Marianne fit signe qu’elle avait compris. Depuis qu’elle était entrée dans la tour, elle s’était attachée à ne pas faire entendre le son de sa voix, se contentant de tendre, sans rien dire, le papier aux factionnaires, en priant le Bon Dieu pour qu’ils sussent lire. Mais la chance, pour le moment, était avec elle.

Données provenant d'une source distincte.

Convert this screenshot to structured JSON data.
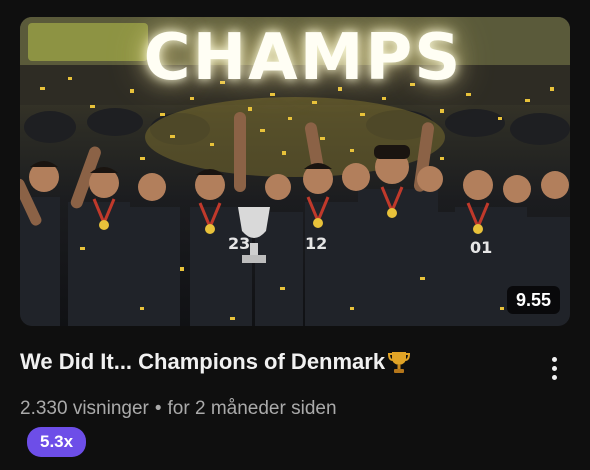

La prison, une ancienne casemate percée d’une meurtrière, était obscure mais elle en vit tout de suite l’occupant. Assis sur une grosse pierre auprès de l’étroite fente de lumière, il s’efforçait de regarder au-dehors en dépit des volutes légères de fumée qui pénétraient par cet orifice. Son visage était pâle, mais une énorme ecchymose marquait sa tempe, là où sans doute on l’avait frappé après son geste criminel. L’entrée de Marianne lui fit à peine tourner le tête.
Un instant, ils se regardèrent, lui avec une sorte d’indifférence ennuyée, elle avec un chagrin qu’elle ne parvenait pas à maîtriser et qui lui serrait la gorge. Puis le cardinal eut un soupir et demanda :
— Pourquoi es-tu venue ? Si tu m’apportes ma grâce... car je me doute que tu l’as implorée, sache que je n’en veux pas. Tu as dû la payer un prix excessif !

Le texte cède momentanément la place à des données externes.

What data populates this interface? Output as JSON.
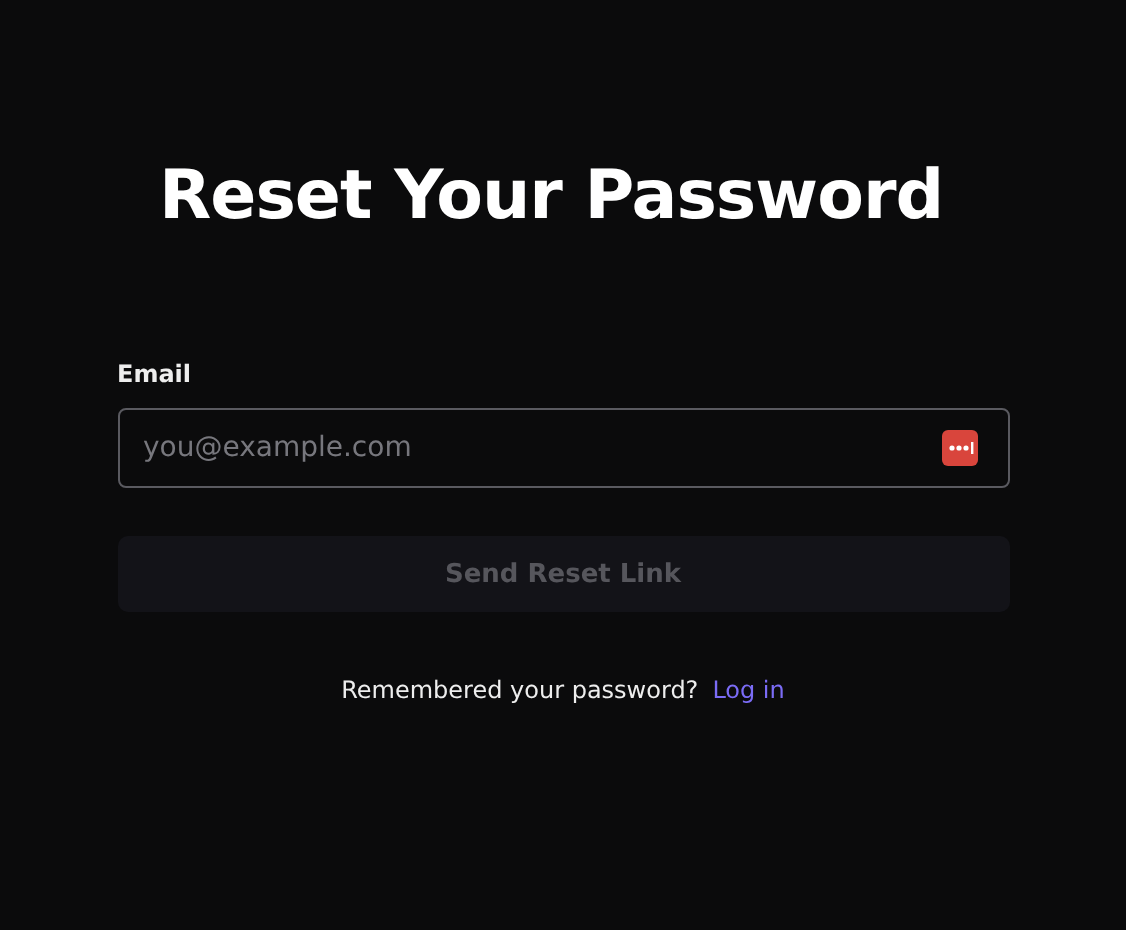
{
  "title": "Reset Your Password",
  "email_field": {
    "label": "Email",
    "placeholder": "you@example.com"
  },
  "submit_button": {
    "label": "Send Reset Link",
    "disabled": true
  },
  "footer": {
    "text": "Remembered your password?",
    "link": "Log in"
  }
}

— Je ne vous apporte pas votre grâce. L’Empereur a repoussé ma prière... et nous n’en sommes plus depuis longtemps à des rapports du genre de ceux auxquels vous faites allusion.

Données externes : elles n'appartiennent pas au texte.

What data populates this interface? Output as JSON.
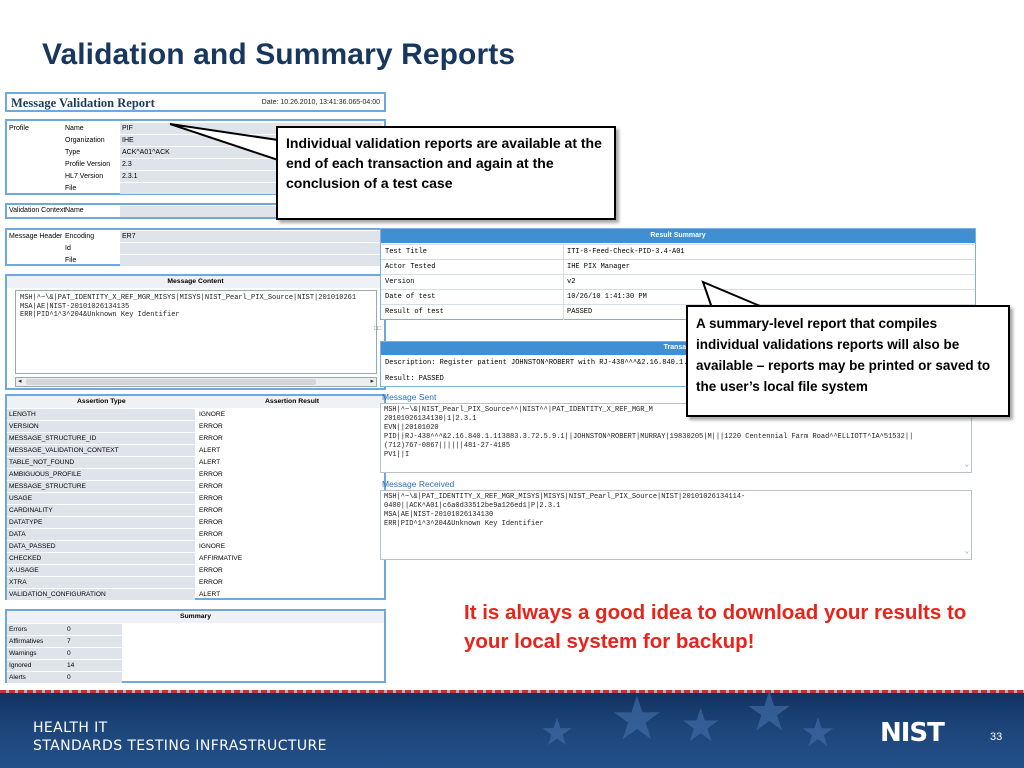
{
  "slide": {
    "title": "Validation and Summary Reports",
    "callout_individual": "Individual validation reports are available at the end of each transaction and again at the conclusion of a test case",
    "callout_summary": "A summary-level report that compiles individual validations reports will also be available – reports may be printed or saved to the user’s local file system",
    "advice": "It is always a good idea to download your results to your local system for backup!",
    "page_number": "33"
  },
  "footer": {
    "org_line1": "HEALTH IT",
    "org_line2": "STANDARDS TESTING INFRASTRUCTURE",
    "logo_text": "NIST"
  },
  "validation_report": {
    "title": "Message Validation Report",
    "date": "Date: 10.26.2010, 13:41:36.065-04:00",
    "profile": {
      "section_label": "Profile",
      "rows": [
        {
          "key": "Name",
          "value": "PIF"
        },
        {
          "key": "Organization",
          "value": "IHE"
        },
        {
          "key": "Type",
          "value": "ACK^A01^ACK"
        },
        {
          "key": "Profile Version",
          "value": "2.3"
        },
        {
          "key": "HL7 Version",
          "value": "2.3.1"
        },
        {
          "key": "File",
          "value": ""
        }
      ]
    },
    "validation_context": {
      "section_label": "Validation Context",
      "key": "Name",
      "value": ""
    },
    "message_header": {
      "section_label": "Message Header",
      "rows": [
        {
          "key": "Encoding",
          "value": "ER7"
        },
        {
          "key": "Id",
          "value": ""
        },
        {
          "key": "File",
          "value": ""
        }
      ]
    },
    "message_content": {
      "header": "Message Content",
      "lines": [
        "MSH|^~\\&|PAT_IDENTITY_X_REF_MGR_MISYS|MISYS|NIST_Pearl_PIX_Source|NIST|201010261",
        "MSA|AE|NIST-20101026134135",
        "ERR|PID^1^3^204&Unknown Key Identifier"
      ]
    },
    "assertions": {
      "col_type": "Assertion Type",
      "col_result": "Assertion Result",
      "rows": [
        {
          "type": "LENGTH",
          "result": "IGNORE"
        },
        {
          "type": "VERSION",
          "result": "ERROR"
        },
        {
          "type": "MESSAGE_STRUCTURE_ID",
          "result": "ERROR"
        },
        {
          "type": "MESSAGE_VALIDATION_CONTEXT",
          "result": "ALERT"
        },
        {
          "type": "TABLE_NOT_FOUND",
          "result": "ALERT"
        },
        {
          "type": "AMBIGUOUS_PROFILE",
          "result": "ERROR"
        },
        {
          "type": "MESSAGE_STRUCTURE",
          "result": "ERROR"
        },
        {
          "type": "USAGE",
          "result": "ERROR"
        },
        {
          "type": "CARDINALITY",
          "result": "ERROR"
        },
        {
          "type": "DATATYPE",
          "result": "ERROR"
        },
        {
          "type": "DATA",
          "result": "ERROR"
        },
        {
          "type": "DATA_PASSED",
          "result": "IGNORE"
        },
        {
          "type": "CHECKED",
          "result": "AFFIRMATIVE"
        },
        {
          "type": "X-USAGE",
          "result": "ERROR"
        },
        {
          "type": "XTRA",
          "result": "ERROR"
        },
        {
          "type": "VALIDATION_CONFIGURATION",
          "result": "ALERT"
        }
      ]
    },
    "summary": {
      "header": "Summary",
      "rows": [
        {
          "key": "Errors",
          "value": "0"
        },
        {
          "key": "Affirmatives",
          "value": "7"
        },
        {
          "key": "Warnings",
          "value": "0"
        },
        {
          "key": "Ignored",
          "value": "14"
        },
        {
          "key": "Alerts",
          "value": "0"
        }
      ]
    }
  },
  "result_summary": {
    "header": "Result Summary",
    "rows": [
      {
        "key": "Test Title",
        "value": "ITI-8-Feed-Check-PID-3.4-A01"
      },
      {
        "key": "Actor Tested",
        "value": "IHE PIX Manager"
      },
      {
        "key": "Version",
        "value": "v2"
      },
      {
        "key": "Date of test",
        "value": "10/26/10 1:41:30 PM"
      },
      {
        "key": "Result of test",
        "value": "PASSED"
      }
    ]
  },
  "transaction": {
    "header": "Transact",
    "description": "Description: Register patient JOHNSTON^ROBERT with RJ-438^^^&2.16.840.1.11",
    "result": "Result: PASSED",
    "message_sent_label": "Message Sent",
    "message_sent_lines": [
      "MSH|^~\\&|NIST_Pearl_PIX_Source^^|NIST^^|PAT_IDENTITY_X_REF_MGR_M",
      "20101026134130|1|2.3.1",
      "EVN||20101020",
      "PID||RJ-438^^^&2.16.840.1.113883.3.72.5.9.1||JOHNSTON^ROBERT|MURRAY|19830205|M|||1220 Centennial Farm Road^^ELLIOTT^IA^51532||",
      "(712)767-0867||||||481-27-4185",
      "PV1||I"
    ],
    "message_received_label": "Message Received",
    "message_received_lines": [
      "MSH|^~\\&|PAT_IDENTITY_X_REF_MGR_MISYS|MISYS|NIST_Pearl_PIX_Source|NIST|20101026134114-",
      "0400||ACK^A01|c6a0d33512be9a126ed1|P|2.3.1",
      "MSA|AE|NIST-20101026134130",
      "ERR|PID^1^3^204&Unknown Key Identifier"
    ]
  },
  "colors": {
    "title": "#17375e",
    "advice": "#e8231a",
    "panel_border": "#6fa8dc",
    "result_header": "#3f8fd2",
    "footer": "#1c4478"
  }
}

Le prisonnier eut un petit rire sans gaieté et haussa les épaules sans répondre.
— Cependant, reprit Marianne, je l’ai demandée, cette grâce ! Dieu sait que j’ai prié ! Mais il paraît que personne ne comprendrait une mesure d’indulgence dans un cas aussi grave et dans de telles circonstances !...
— Il a raison. La dernière faute qu’il puisse commettre serait de se laisser aller à la faiblesse. D’ailleurs, encore une fois, j’aime mieux la mort que sa clémence.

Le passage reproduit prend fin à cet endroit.